Uno de los principios básicos que debería adoptar Chile y sus socios del sector privado es que ni las especies ni la diversidad genética deben disminuir como consecuencia de los proyectos de desarrollo sustentable. Lo cual implica por ejemplo que la Planta de Celulosa no ponga en peligro o cause la extinción de ninguna especie, bien sea durante su operación para el largo plazo.

La meta ecológica post proyecto de la Planta de Celulosa para el Humedal (Santuario de la Naturaleza), trátese de salud ecológica o integridad ecológica, debería depender de los usos pasados y presentes del ecosistema. La salud implica bienestar, vitalidad o prosperidad. Un organismo o ecosistema se considera saludable cuando desempeña todas sus funciones vitales normalmente y en forma adecuada; un organismo saludable es por lo general resistente, capaz de recobrarse de muchas de las tensiones naturales a las que está sometido y requiere muy poco cuidado externo. La salud ecológica es por lo general la meta en aquellos lugares que se usan en forma intensiva.

En el Humedal perturbado la meta debería ser la integridad biológica, que es la suma de la integridad física, química y biológica. La integridad ecológica es una meta que va más allá de la salud ecológica puesto que incluye la capacidad para apoyar y mantener un sistema biológico equilibrado, integrado y adaptativo con el rango completo de elementos y procesos que se espera encontrar en un hábitat o región natural.

Es necesario prever con mayor precisión los posibles efectos de un proyecto sobre la biodiversidad antes de comprometer los fondos para el mismo; por lo general, su diseño y operación pueden ajustarse con el fin de minimizar los efectos negativos del proyecto en la biodiversidad. Esto es así especialmente cuando las consideraciones relativas a la biodiversidad se incorporan al proceso desde las etapas iniciales de diseño y preparación.
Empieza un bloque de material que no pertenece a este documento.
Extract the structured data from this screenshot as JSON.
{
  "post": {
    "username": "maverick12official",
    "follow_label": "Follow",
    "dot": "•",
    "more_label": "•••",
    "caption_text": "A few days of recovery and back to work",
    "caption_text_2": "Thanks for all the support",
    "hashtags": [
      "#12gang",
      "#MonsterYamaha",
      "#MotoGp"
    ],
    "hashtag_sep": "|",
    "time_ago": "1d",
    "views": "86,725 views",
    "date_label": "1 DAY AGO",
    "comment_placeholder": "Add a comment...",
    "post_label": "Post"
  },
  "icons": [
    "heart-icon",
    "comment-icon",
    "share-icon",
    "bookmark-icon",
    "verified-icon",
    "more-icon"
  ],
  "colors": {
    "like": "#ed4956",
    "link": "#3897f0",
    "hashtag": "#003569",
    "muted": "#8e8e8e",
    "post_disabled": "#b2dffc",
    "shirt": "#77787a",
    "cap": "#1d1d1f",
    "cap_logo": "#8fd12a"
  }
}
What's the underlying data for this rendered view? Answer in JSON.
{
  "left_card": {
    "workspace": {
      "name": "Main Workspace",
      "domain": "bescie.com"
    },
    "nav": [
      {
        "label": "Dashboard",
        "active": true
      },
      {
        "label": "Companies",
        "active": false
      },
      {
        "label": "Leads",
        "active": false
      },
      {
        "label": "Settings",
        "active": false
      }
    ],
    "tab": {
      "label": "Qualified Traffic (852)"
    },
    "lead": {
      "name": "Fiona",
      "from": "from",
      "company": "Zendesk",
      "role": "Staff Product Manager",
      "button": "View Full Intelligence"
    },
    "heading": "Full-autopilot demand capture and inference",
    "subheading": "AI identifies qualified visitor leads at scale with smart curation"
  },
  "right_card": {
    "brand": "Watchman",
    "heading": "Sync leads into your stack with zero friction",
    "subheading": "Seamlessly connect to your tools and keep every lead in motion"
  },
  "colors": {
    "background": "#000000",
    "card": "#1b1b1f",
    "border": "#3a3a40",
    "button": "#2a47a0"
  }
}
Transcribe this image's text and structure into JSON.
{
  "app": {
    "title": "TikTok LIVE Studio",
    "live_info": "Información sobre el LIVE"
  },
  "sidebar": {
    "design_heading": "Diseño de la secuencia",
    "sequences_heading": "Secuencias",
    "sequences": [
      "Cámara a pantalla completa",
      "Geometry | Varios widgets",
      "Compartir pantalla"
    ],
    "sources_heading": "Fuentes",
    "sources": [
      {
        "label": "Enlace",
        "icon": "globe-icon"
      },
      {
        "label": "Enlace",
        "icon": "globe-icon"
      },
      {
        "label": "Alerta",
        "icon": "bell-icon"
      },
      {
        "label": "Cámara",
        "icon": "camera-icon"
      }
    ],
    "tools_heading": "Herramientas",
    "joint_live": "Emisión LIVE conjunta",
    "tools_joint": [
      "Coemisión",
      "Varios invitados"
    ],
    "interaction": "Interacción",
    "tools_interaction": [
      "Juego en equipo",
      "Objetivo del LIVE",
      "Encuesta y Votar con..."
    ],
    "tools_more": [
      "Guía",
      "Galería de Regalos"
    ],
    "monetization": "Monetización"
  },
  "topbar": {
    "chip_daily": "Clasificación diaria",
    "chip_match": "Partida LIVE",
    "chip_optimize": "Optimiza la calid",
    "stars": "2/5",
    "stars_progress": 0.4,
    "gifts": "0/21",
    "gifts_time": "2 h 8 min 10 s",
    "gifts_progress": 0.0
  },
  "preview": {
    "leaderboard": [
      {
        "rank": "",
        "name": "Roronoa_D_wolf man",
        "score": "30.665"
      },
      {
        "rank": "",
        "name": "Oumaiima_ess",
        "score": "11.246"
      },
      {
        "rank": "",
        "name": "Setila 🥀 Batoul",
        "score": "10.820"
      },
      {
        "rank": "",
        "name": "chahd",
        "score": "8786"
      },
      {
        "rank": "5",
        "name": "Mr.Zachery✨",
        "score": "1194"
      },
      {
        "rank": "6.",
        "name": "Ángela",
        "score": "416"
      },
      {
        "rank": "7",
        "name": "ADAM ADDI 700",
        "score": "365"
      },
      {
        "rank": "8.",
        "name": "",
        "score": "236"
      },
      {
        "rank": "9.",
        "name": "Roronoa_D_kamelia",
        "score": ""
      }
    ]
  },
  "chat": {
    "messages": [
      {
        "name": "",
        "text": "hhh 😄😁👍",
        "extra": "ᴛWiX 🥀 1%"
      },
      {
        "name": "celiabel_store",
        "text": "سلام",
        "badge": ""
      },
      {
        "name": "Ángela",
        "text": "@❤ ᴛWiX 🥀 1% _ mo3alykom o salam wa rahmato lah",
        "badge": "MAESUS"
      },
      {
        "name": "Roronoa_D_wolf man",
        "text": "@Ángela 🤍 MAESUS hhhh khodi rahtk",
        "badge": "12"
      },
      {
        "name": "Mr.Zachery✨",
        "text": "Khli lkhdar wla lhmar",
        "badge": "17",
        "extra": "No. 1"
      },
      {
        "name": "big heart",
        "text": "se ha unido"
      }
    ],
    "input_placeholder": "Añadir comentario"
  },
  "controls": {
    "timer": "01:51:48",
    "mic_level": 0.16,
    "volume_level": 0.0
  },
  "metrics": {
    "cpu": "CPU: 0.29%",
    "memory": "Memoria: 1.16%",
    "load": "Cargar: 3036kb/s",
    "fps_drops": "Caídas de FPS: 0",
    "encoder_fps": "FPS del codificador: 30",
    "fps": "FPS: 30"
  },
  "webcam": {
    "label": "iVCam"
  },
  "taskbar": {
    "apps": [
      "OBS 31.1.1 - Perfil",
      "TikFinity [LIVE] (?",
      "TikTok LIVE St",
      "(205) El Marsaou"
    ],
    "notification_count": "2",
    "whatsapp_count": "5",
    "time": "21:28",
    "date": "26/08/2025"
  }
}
Hoy en día, debería abrirse en Chile y en muchos países de América Latina el camino de la idea de un enfoque de la gestión y el aprovechamiento de los humedales y sus recursos más integrado y centrado a la población. Lo esencial es crear un marco para la adopción de decisiones y los intereses de todos los usuarios del humedal estén representados de modo equitativo y transparente. Ello significa enfrentar a poderosos intereses, por lo que es necesario y fundamental una firme voluntad política a favor del cambio. EL mejoramiento de la gestión dará lugar a una mejor integración de las entidades gubernamentales fragmentadas que se encargan del agua. Supone una mayor participación de las autoridades locales, el sector privado, la sociedad civil y sobre todo de las comunidades locales, que deberían tener la autonomía necesaria para ejercer un mayor control sobre la base de su recurso local.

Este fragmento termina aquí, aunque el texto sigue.